All of this enables our students to become hands-on with something that either doesn’t exist or that we wouldn’t otherwise have access to in the real world. It allows them to brainstorm, to think creatively, and creates opportunities for them to use storytelling to show us what they know.
EdTech Leadership Club
Thanks to a newly-formed club, students that are interested in technology will soon have an opportunity to step up as tech leaders within the Middle School. The EdTech Leadership Club (ETL) will provide additional leadership and technology training to students interested in EdTech.
Working at their own pace, club members will be tasked with mastering all the EdTech that CA has to offer and sharing that expertise back out to the community. As they master skills, students will earn micro-credentials that can be proudly displayed on student-designed wrist bands, necklaces, etc.. These signal to the community what tools club members can support, what skills they carry in their “virtual backpack.”

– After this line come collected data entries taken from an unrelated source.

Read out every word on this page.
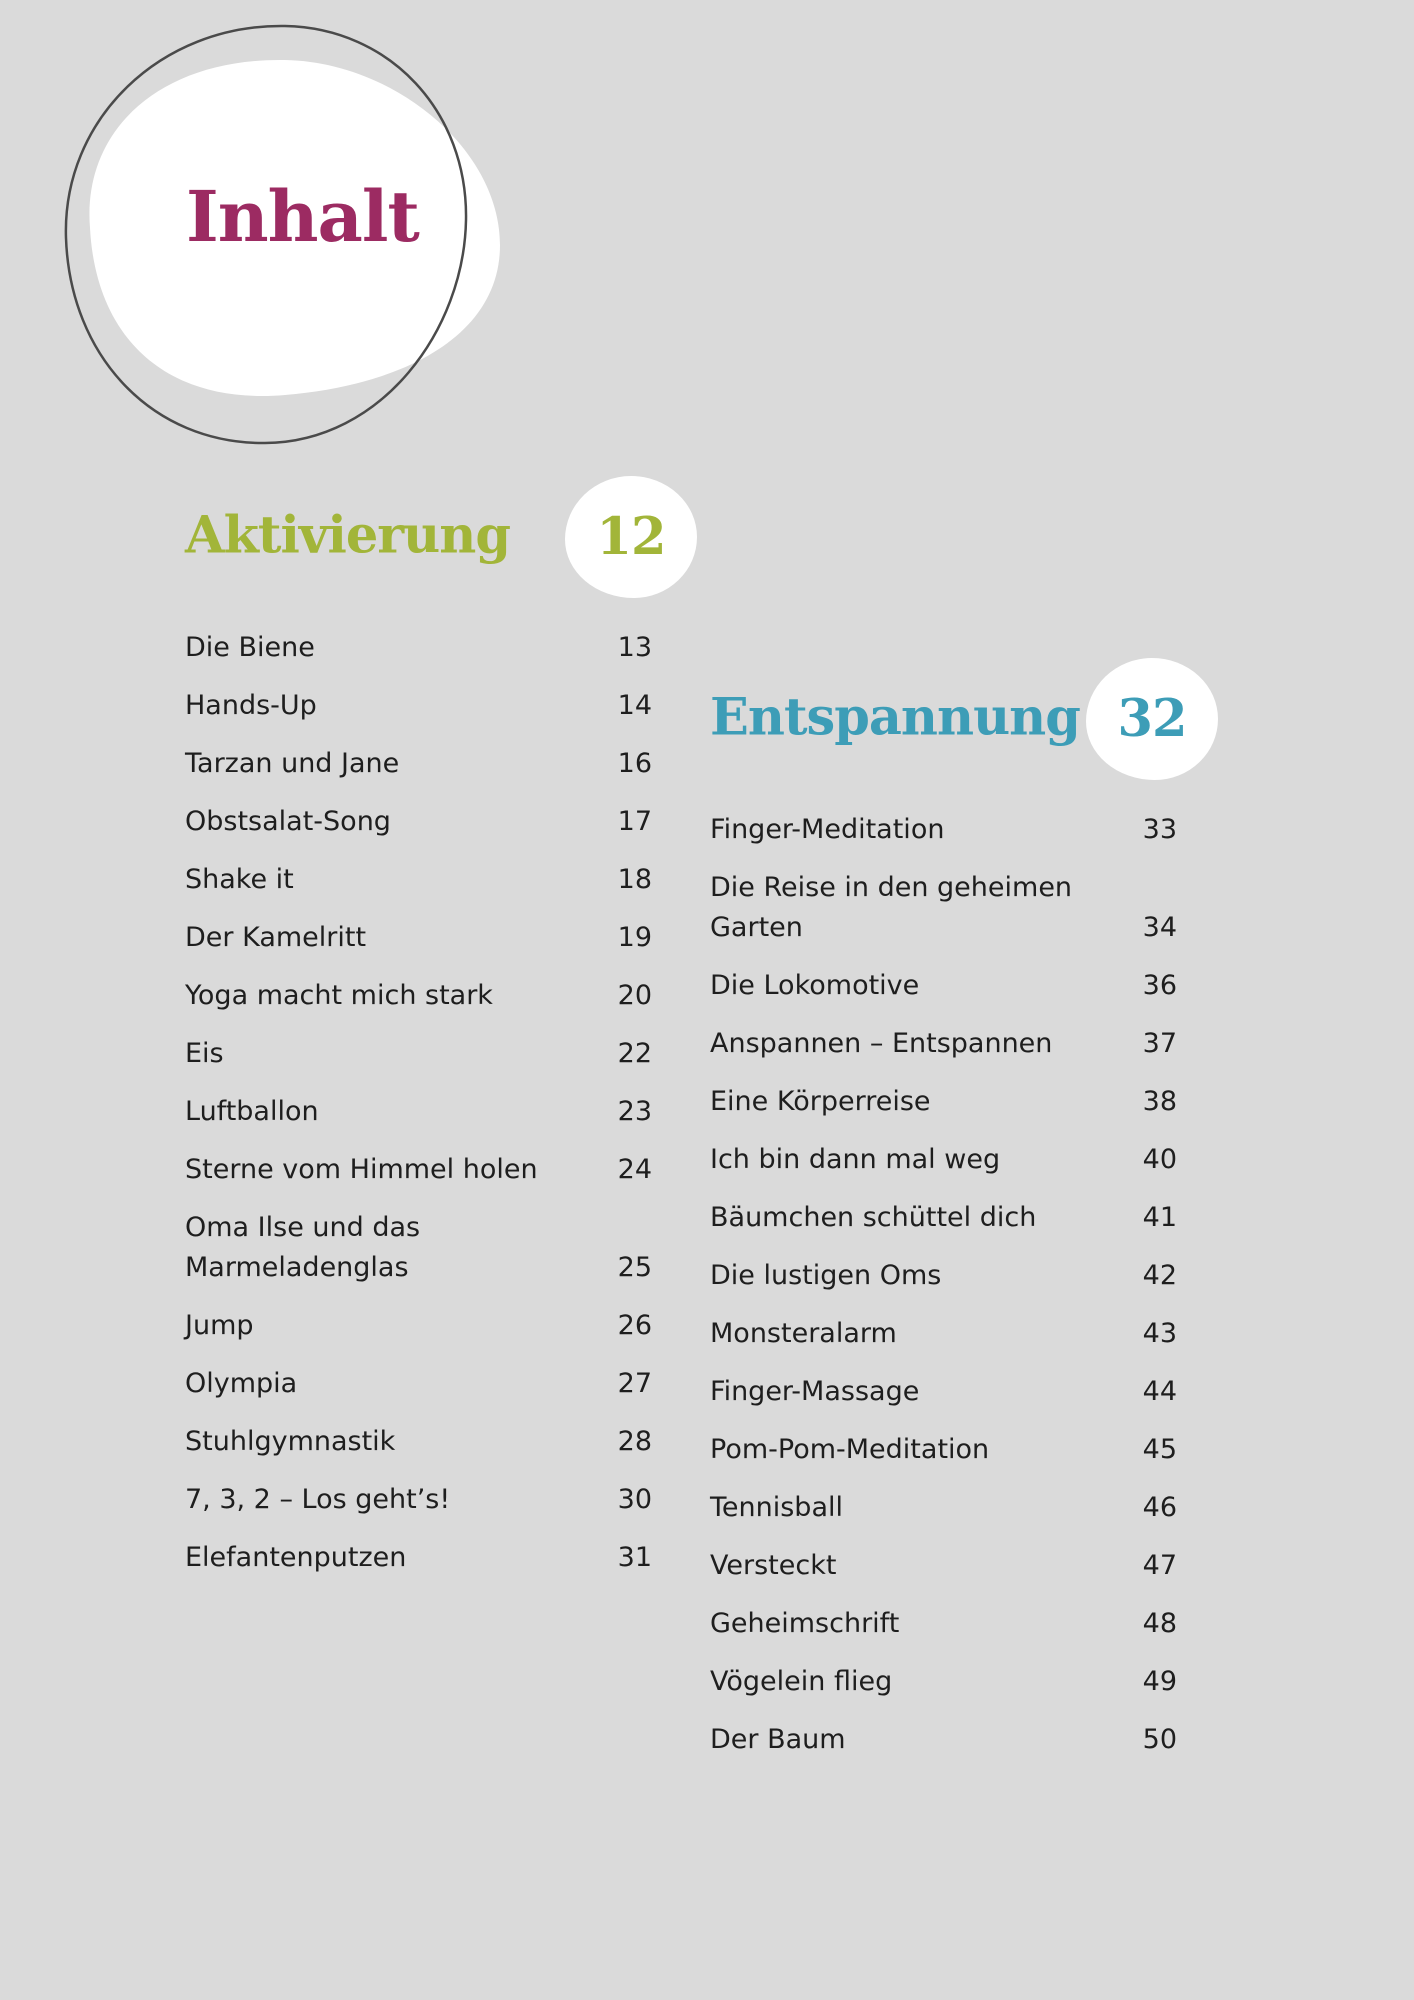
Inhalt
Aktivierung 12
Die Biene	13
Hands-Up	14
Tarzan und Jane	16
Obstsalat-Song	17
Shake it	18
Der Kamelritt	19
Yoga macht mich stark	20
Eis	22
Luftballon	23
Sterne vom Himmel holen	24
Oma Ilse und das Marmeladenglas	25
Jump	26
Olympia	27
Stuhlgymnastik	28
7, 3, 2 – Los geht’s!	30
Elefantenputzen	31
Entspannung 32
Finger-Meditation	33
Die Reise in den geheimen Garten	34
Die Lokomotive	36
Anspannen – Entspannen	37
Eine Körperreise	38
Ich bin dann mal weg	40
Bäumchen schüttel dich	41
Die lustigen Oms	42
Monsteralarm	43
Finger-Massage	44
Pom-Pom-Meditation	45
Tennisball	46
Versteckt	47
Geheimschrift	48
Vögelein flieg	49
Der Baum	50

“As we so often to do at CA, with the ETL, we’re putting kids in the driver’s seat,” explains Williams. “The students will be responsible for learning all these different pieces of software and hardware—truly playing to learn. Once credentialed, they will take those skills to the classroom, assisting with the deployment of technology and offering tech support services to their peers and teachers alike.”
By empowering students, Williams thinks the entire Middle School EdTech program will be strengthened, even expanded. “While I have a basic understanding of each software tool in their toolkit—I may not be an expert in all the finer intricacies of each of them. The kids, however, they live and breathe these new technologies. They become true experts—and they can also get their friends excited and engaged. By supporting their passions and empowering them as leaders, we increase the number of students that we can reach, the number of projects that we can support in the classroom.”

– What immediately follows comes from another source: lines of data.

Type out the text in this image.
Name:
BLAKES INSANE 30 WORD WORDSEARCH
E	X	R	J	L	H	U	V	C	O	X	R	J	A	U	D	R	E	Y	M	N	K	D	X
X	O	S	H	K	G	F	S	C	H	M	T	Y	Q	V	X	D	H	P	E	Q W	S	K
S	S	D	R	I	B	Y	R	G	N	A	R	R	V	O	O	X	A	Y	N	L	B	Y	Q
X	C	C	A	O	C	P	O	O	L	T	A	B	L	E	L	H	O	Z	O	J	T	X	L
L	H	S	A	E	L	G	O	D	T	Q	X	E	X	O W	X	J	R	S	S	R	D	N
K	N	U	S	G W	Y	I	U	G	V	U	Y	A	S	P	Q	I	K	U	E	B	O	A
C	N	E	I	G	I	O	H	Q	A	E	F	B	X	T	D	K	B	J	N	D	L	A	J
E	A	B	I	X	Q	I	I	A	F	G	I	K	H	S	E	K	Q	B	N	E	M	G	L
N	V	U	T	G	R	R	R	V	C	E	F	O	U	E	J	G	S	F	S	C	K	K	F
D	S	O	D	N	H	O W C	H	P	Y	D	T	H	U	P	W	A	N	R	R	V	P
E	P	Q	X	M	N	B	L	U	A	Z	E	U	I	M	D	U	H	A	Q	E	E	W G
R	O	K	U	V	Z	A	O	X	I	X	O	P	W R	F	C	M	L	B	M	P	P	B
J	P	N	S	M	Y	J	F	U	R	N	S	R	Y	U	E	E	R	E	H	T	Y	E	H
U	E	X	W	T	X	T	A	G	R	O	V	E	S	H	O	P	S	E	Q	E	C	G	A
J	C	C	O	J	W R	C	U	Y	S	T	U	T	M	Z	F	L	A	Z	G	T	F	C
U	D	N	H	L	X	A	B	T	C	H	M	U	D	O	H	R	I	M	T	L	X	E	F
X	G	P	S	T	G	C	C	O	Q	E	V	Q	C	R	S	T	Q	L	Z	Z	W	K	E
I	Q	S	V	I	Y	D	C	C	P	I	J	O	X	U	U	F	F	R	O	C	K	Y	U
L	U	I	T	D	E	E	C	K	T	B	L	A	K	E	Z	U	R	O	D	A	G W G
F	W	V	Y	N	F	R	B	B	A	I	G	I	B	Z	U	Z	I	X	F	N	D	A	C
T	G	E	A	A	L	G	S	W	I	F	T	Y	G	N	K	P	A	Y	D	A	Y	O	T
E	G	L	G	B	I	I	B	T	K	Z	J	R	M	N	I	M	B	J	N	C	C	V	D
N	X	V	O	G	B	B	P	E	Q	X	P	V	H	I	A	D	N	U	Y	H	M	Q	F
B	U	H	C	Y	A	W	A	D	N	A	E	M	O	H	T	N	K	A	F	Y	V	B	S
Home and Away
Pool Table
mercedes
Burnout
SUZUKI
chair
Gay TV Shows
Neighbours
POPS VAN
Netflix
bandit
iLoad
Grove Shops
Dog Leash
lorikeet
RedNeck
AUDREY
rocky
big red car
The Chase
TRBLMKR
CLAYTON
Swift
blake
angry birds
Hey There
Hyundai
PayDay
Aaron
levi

One of Williams’ priorities with the ETL is to ensure that its member composition reflects that of CA’s diverse student body. She hopes the club might spark interests in those students that might not typically consider themselves suited for STEM-related fields or those students, particularly girls, who often feel social pressure in Middle School to do things other than spend time on STEM activities.
At the end of the day, Williams’ goal with the ETL is to create savvy tech users—perhaps even tomorrow’s tech leaders—that are well-prepared to succeed in today’s technology-driven world. As she notes enthusiastically, “this sort of flexible learning gives those kids that might not otherwise have the opportunity in a more traditional setting, to step-up and thrive as leaders. It gives them meaningful opportunities to hone their leadership, technology, and communication skills to the benefit of our entire community.”